On Friday Treasuries, and with them MBS, pulled back in a steepening fashion to close last week, largely on the back of the strongest print in housing starts since before the financial crisis. The largest homebuilding region, the South, saw an impressive 11.3 percent increase in single-family starts. That was not only a positive growth indicator, but means more potential supply coming online. Separately, industrial production declined in December when it was expected to increase. Manufacturing output increased despite a large drop in the output of motor vehicles and parts.
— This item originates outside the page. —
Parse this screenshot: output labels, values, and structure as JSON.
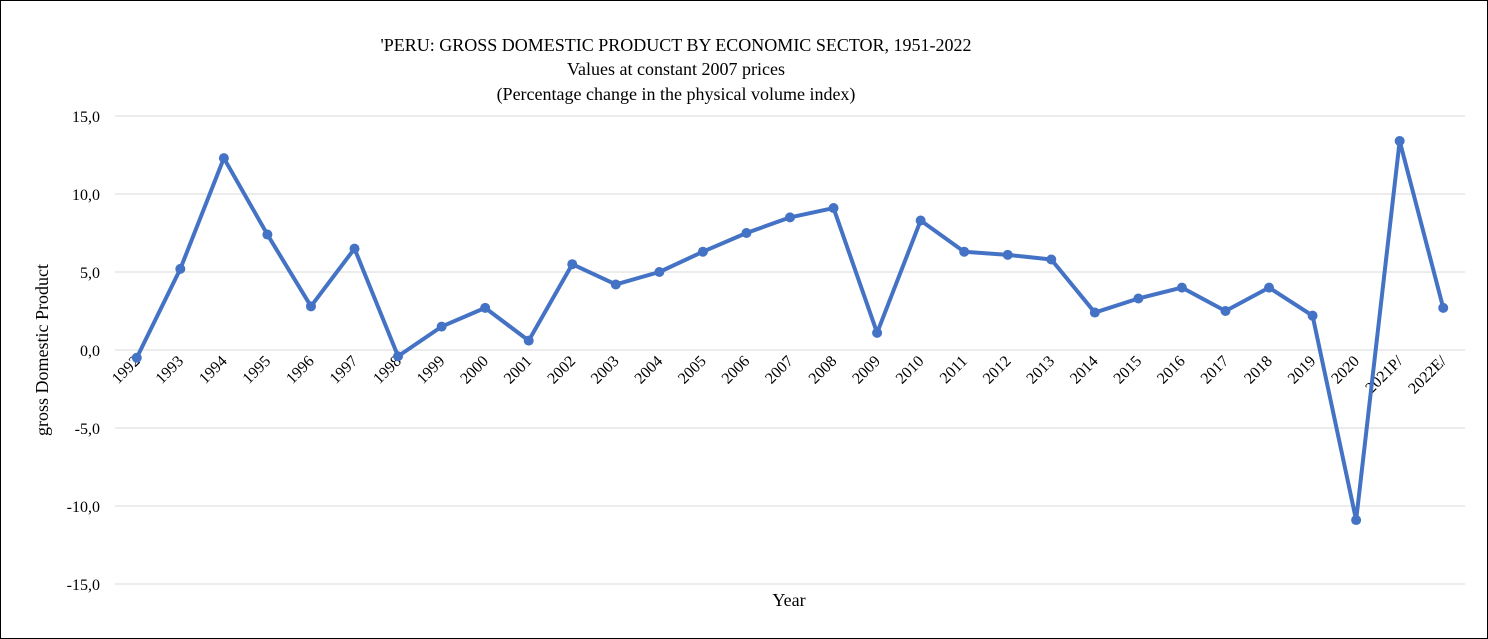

Some of Friday’s market movement was attributable to the U.S. Treasury announcing 20-year bonds late Thursday as the government tries to reduce deficits that are expected to eclipse the $1 trillion mark each year this decade. The new bond will be available within six months, and comes after a lengthy study of the market's demand for longer maturities.
Dallas Fed chief Robert Kaplan closed Fed remarks last week, referring to the Fed’s Treasury purchases as a “derivative” of quantitative easing, a remark that potentially clashes with Fed Chair Jerome Powell’s description of its program of bill-buying. That the Fed’s actions are designed to ensure the proper transmission of the current stance of monetary policy, not ease conditions beyond that, is more quantitative “normaling” than quantitative easing (QE). But it seems that investors have settled on it being QE, and are attributing the exuberance of the stock markets to precisely that.
This holiday-shortened week is relatively light on the data as well as Fed appearances with the Fed in its blackout period. After bond and equity markets were closed for Martin Luther King Jr. Day yesterday, today’s economic calendar is already underway with the Philadelphia Fed non-manufacturing index (“23.5”). Later this morning brings Redbook same store sales for the week ending January 18. Aside from the BoJ monetary policy decision and President Trump speaking at the World Economic Forum in Davos, the Desk will conduct a GNII FedTrade operation targeting up to $383 million 2.5 percent ($129 million) and 3 percent ($254 million).
Tomorrow’s calendar isn’t much busier, and includes the January FHFA Housing Price Index, December Existing Home Sales, and a Bank of Canada monetary policy decision. The ECB and Norges Bank will be out with their decisions on Thursday, the same day the Desk will conduct a FedTrade operation targeting up to $1.07 billion Class C and A. Thursday also brings December Leading Indicators before the week closes Friday with no notable data on the schedule. We begin today with Agency MBS prices better by a few ticks and the 10-year yielding 1.79 percent (after closing Friday at 1.84 percent).